To confirm the diagnosis of clivus solitary plasmacytoma, positron emission tomography (PET-CT) was performed, finding a hypermetabolism in the solid lesion at the level of the cavernous sinus in relation to active tumor disease and no lytic or blastic lesions associated were found (Fig. 3).
It was treated with conformal 3D external radiotherapy by linear accelerator in doses of 45Gy/25F and is currently under follow-up.
DISCUSSION
Plasma cells tumors of the skull base remain asymptomatic for a long time, until their considerable size causes symptoms by compression of cranial nerves and headache, when they are located in the clivus the main symptom is diplopia by compression of VI cranial nerve and is an infrequent location within the base of the skull.11
The most common symptoms found in solitary intracranial plasmacytoma were headache, vomiting, convulsions, unilateral vision, visual field defects, diplopia, bone destruction or mass in the scalp or paranasal sinuses. (9, 11) The findings of a solitary lesion, bone marrow biopsy with less than 5% plasma cells, M protein minus 2 g/dL, absence of Bence Jones protein in urine, anemia, hypercalcemia or renal failure support the diagnosis of solitary plasmacytoma.9,11,12
Plasmacytomas originating in the sellar region are usually misdiagnosed as an adenoma due to their rarity and limited clinical experience in this location.

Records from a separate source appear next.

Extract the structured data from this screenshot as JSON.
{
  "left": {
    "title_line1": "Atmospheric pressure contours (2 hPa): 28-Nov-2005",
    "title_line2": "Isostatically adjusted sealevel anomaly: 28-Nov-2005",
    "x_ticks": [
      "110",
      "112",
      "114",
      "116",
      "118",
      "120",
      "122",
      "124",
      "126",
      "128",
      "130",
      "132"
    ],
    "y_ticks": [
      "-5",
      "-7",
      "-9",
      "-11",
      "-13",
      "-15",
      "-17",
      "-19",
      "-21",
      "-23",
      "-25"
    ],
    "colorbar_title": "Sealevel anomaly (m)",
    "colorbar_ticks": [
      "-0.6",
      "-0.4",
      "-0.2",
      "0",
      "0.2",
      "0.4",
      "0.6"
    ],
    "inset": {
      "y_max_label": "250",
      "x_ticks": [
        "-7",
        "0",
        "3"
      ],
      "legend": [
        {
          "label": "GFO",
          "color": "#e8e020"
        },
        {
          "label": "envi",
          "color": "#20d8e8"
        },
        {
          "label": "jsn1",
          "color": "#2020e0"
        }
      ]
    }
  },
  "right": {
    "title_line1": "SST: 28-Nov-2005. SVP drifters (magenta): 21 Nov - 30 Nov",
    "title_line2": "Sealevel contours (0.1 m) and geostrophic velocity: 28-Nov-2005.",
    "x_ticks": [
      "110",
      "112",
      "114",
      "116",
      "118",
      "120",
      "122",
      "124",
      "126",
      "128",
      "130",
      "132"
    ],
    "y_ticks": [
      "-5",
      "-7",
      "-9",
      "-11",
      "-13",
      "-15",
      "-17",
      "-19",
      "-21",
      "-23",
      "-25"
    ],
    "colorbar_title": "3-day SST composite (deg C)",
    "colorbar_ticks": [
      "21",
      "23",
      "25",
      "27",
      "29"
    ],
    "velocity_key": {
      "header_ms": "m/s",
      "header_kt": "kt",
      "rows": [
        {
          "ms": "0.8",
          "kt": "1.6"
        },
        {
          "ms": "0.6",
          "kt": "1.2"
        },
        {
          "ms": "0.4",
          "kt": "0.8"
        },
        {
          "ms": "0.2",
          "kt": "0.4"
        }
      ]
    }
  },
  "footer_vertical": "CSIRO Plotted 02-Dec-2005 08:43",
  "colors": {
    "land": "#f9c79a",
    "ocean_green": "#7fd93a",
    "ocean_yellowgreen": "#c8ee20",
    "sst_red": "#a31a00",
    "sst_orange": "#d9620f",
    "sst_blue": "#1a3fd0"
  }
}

The imaging differential diagnostic includes nasopharyngeal carcinoma, chordoma, meningioma, osteosarcoma, lymphoma, pituitary adenoma, metastatic carcinoma and multiple myeloma,10,11 making it difficult to diagnose by this means and requiring pathological and immunohistochemical assistance.4,6-9
About one third of the cases were initially diagnosed as meningioma; but, the correct diagnosis was not made until the biopsy or surgical resection.9) The main treatment is the total extirpation of the lesion; but when it invaded the cavernous sinus it is limited only to partial resection of the tumor and adjuvant radiotherapy due to its difficult access.4,9
In solitary plasmacytoma located in skull base, radiotherapy is the treatment of choice because it is a radiosensitive tumor and it has been shown that adjuvant chemotherapy in this pathology does not have a beneficial impact. However, it is the therapy of choice in cases of multiple myeloma and it should be taken into account that adjuvant and prognostic therapy differs from multiple myeloma, so a meticulous examination should be performed to rule out progression to this disease using PET-CT and regular follow-up after radiation therapy. 4,8-12
Intracranial solitary plasmacytoma is a rare illness and its location in clivus is unusual; it has a non-specific symptomatology and diagnostic helps images are not clear, so it tends to be confused with others diagnoses such as chordoma, pituitary macroadenoma, meningioma and other intracranial tumors, being difficult the diagnostic and requiring the help of immunohistochemistry in biopsy .
Early diagnostic, extensive extirpation of the tumor and adjuvant treatment with radiotherapy, are the keys to managing these cases. Due to the high risk of progression to multiple myeloma, a complete study and careful follow-up is required.